Abstract
Physical or cognitive deterioration may hamper the ability or willingness of cancer patients to participate and remain in quality-of-life (QOL) research at the end of life. Use of family caregivers as proxy informants to report patients' QOL has been suggested as a way of resolving the problem of nonresponse bias and nonrandom missing data in end-of-life research. However, there is a dearth of information in the literature about the extent of concordance of QOL assessments between terminally ill patients and their family caregivers outside Western countries. A prospective and descriptive study was conducted to fill the gap in the literature.
Results from 114 dyads of Taiwanese terminally ill cancer patients and their family caregivers indicated that QOL assessments from family informants agreed at least moderately well with patients' QOL reports. None of the standardized absolute mean differences for individual items and composite (sub)scales between the 2 respondents exceed the threshold of moderate (>0.50) set by Cohen. Generally, when discrepancies existed, family caregivers held a more negative view of patients' QOL than did patients. At the individual patient level, family caregivers were best able to assess functional dependency, followed by symptom distress, but were least reliable when evaluating the psychological-social-spiritual concerns of patients.

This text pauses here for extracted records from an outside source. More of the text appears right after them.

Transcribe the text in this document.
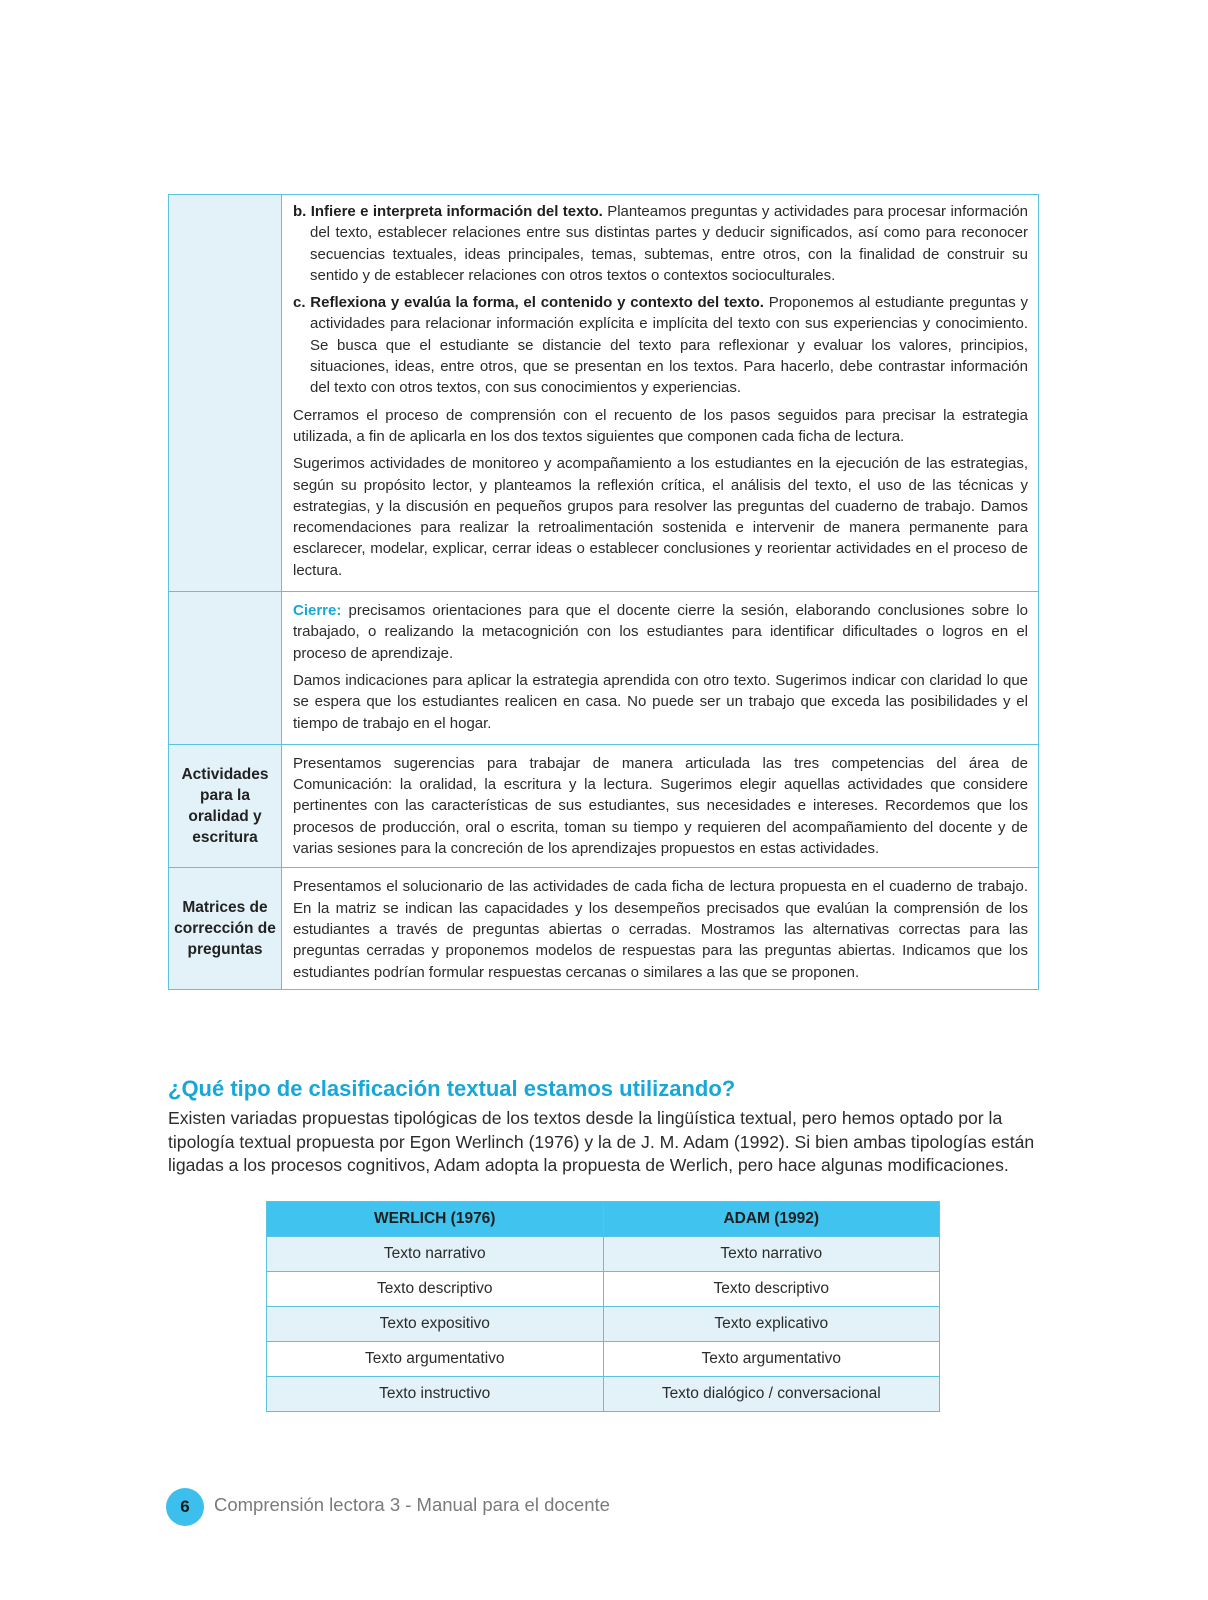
	b. Infiere e interpreta información del texto. Planteamos preguntas y actividades para procesar información del texto, establecer relaciones entre sus distintas partes y deducir significados, así como para reconocer secuencias textuales, ideas principales, temas, subtemas, entre otros, con la finalidad de construir su sentido y de establecer relaciones con otros textos o contextos socioculturales.

c. Reflexiona y evalúa la forma, el contenido y contexto del texto. Proponemos al estudiante preguntas y actividades para relacionar información explícita e implícita del texto con sus experiencias y conocimiento. Se busca que el estudiante se distancie del texto para reflexionar y evaluar los valores, principios, situaciones, ideas, entre otros, que se presentan en los textos. Para hacerlo, debe contrastar información del texto con otros textos, con sus conocimientos y experiencias.

Cerramos el proceso de comprensión con el recuento de los pasos seguidos para precisar la estrategia utilizada, a fin de aplicarla en los dos textos siguientes que componen cada ficha de lectura.

Sugerimos actividades de monitoreo y acompañamiento a los estudiantes en la ejecución de las estrategias, según su propósito lector, y planteamos la reflexión crítica, el análisis del texto, el uso de las técnicas y estrategias, y la discusión en pequeños grupos para resolver las preguntas del cuaderno de trabajo. Damos recomendaciones para realizar la retroalimentación sostenida e intervenir de manera permanente para esclarecer, modelar, explicar, cerrar ideas o establecer conclusiones y reorientar actividades en el proceso de lectura.

	Cierre: precisamos orientaciones para que el docente cierre la sesión, elaborando conclusiones sobre lo trabajado, o realizando la metacognición con los estudiantes para identificar dificultades o logros en el proceso de aprendizaje.

Damos indicaciones para aplicar la estrategia aprendida con otro texto. Sugerimos indicar con claridad lo que se espera que los estudiantes realicen en casa. No puede ser un trabajo que exceda las posibilidades y el tiempo de trabajo en el hogar.

Actividades para la oralidad y escritura	Presentamos sugerencias para trabajar de manera articulada las tres competencias del área de Comunicación: la oralidad, la escritura y la lectura. Sugerimos elegir aquellas actividades que considere pertinentes con las características de sus estudiantes, sus necesidades e intereses. Recordemos que los procesos de producción, oral o escrita, toman su tiempo y requieren del acompañamiento del docente y de varias sesiones para la concreción de los aprendizajes propuestos en estas actividades.

Matrices de corrección de preguntas	Presentamos el solucionario de las actividades de cada ficha de lectura propuesta en el cuaderno de trabajo. En la matriz se indican las capacidades y los desempeños precisados que evalúan la comprensión de los estudiantes a través de preguntas abiertas o cerradas. Mostramos las alternativas correctas para las preguntas cerradas y proponemos modelos de respuestas para las preguntas abiertas. Indicamos que los estudiantes podrían formular respuestas cercanas o similares a las que se proponen.

¿Qué tipo de clasificación textual estamos utilizando?

Existen variadas propuestas tipológicas de los textos desde la lingüística textual, pero hemos optado por la tipología textual propuesta por Egon Werlinch (1976) y la de J. M. Adam (1992). Si bien ambas tipologías están ligadas a los procesos cognitivos, Adam adopta la propuesta de Werlich, pero hace algunas modificaciones.

WERLICH (1976)	ADAM (1992)
Texto narrativo	Texto narrativo
Texto descriptivo	Texto descriptivo
Texto expositivo	Texto explicativo
Texto argumentativo	Texto argumentativo
Texto instructivo	Texto dialógico / conversacional
6	Comprensión lectora 3 - Manual para el docente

The conclusion made by Western researchers that family caregivers can act as a not perfect but reliable alternative source of QOL data for terminally ill cancer patients who are no longer able to speak for themselves is cross-culturally confirmed in this study. It is suggested from the findings that, for family caregivers to function well in their role as proxy informants on the psychological reactions and social/spiritual domains of QOL as well as surrogate decision makers for terminally ill cancer patients in Asian countries, an open and frequent dialogue between terminally ill cancer patients and their family caregivers should become standard.